Lopes decided to pursue a dual degree in law and social work would give her a more complete approach to helping people. She brought that approach to UConn School of Law’s Criminal Defense Clinic this academic year.

Recognizing that clinic has many clients with mental health and social service needs, Director Anna VanCleave reached out to the School of Social Work to offer field placements to students like Lopes who are pursuing a JD and a master’s degree in social work. VanCleave believes the criminal defense field has been slow to recognize the need to adopt interdisciplinary elements in criminal defense lawyering.

“Our partnership with the School of Social Work dramatically improves our ability to serve our clients’ legal needs, and Joyce’s impact in particular has been immeasurable,” VanCleave said. “Her training and experience as a social work student help us to tell our clients’ stories to courts and prosecutors and to find resources that keep clients in the community. Moreover, having a social worker in the classroom helps all of us to see what multilayered, client-centered advocacy can look like.”

Lopes is the first student to work at the Criminal Defense Clinic to fulfil one year of the School of Social Work’s fieldwork requirement.  She is helping build social service infrastructure to place clients in programs that meet their needs and help their criminal cases. She also started a project to put in place best practices for defenders who encounter clients with suicidal ideation.

As she has worked with clients from a legal perspective, Lopes has brought social work principles to bear, considering the whole person and focusing on strengths.
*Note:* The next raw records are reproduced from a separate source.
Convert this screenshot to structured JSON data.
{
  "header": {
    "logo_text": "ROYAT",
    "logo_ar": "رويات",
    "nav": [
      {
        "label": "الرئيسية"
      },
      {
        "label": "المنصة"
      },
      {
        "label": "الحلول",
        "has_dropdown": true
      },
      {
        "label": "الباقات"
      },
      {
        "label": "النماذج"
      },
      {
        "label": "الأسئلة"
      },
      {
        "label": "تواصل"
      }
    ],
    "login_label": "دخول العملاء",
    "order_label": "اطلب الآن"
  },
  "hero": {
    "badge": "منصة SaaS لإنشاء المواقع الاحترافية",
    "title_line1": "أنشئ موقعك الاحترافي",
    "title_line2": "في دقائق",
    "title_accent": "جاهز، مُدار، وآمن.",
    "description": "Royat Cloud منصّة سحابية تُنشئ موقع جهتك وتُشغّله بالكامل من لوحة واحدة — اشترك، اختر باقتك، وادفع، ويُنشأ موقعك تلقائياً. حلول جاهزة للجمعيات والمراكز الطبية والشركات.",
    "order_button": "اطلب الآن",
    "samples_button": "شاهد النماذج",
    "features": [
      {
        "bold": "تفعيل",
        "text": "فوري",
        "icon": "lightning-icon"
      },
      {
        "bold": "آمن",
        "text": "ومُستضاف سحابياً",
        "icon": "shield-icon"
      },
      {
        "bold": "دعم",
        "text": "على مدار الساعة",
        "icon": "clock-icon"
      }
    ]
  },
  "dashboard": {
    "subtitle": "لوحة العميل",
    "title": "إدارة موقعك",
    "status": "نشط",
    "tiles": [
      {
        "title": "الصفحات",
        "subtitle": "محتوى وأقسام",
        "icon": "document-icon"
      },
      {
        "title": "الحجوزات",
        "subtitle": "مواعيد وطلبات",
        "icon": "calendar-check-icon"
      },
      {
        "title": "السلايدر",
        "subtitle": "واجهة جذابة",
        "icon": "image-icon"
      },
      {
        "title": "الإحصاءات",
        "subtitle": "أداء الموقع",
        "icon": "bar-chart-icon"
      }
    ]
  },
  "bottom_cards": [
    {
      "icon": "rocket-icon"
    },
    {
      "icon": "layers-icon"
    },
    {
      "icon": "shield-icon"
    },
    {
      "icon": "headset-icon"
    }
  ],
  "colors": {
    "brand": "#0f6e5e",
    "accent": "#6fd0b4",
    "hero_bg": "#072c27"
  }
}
She has revamped the initial interview and intake process to better communicate with clients.

“Social work has a very deep understanding of meeting each person where they’re at, understanding their environment and looking at that person as a whole person,” Lopes said. “With the clinic, we need background and factual information but then get right to what happened. Giving them a chance to talk about that and their feelings gets the relationship off on a much better start.”

There have been times when incongruities have arisen between the two disciplines. Lopes said social work is very focused on recognizing the individual’s need to make their own choices and have their own autonomy, where in law the attorney must sometimes make a decision. Both roles have a specific set of ethics. She has worked with VanCleave and her School of Social Work field instructor, Regina Grant MSW ’09,  to help reconcile those issues, which she said has not been difficult.

Lopes’s work involves building mitigation for clinic clients, including cases carrying serious charges. What she is learning in her social work classes – with a concentration in individuals, groups and family practice – has helped her build relationships with clients and make them feel comfortable opening up to her.

“Joyce, as a JD/MSW student, has been able to recognize the clinical needs of her clients assigned within her legal clinic field placement to provide appropriate advocacy within the judicial system,” Grant said. “She’s undoubtedly been an asset to this field placement.”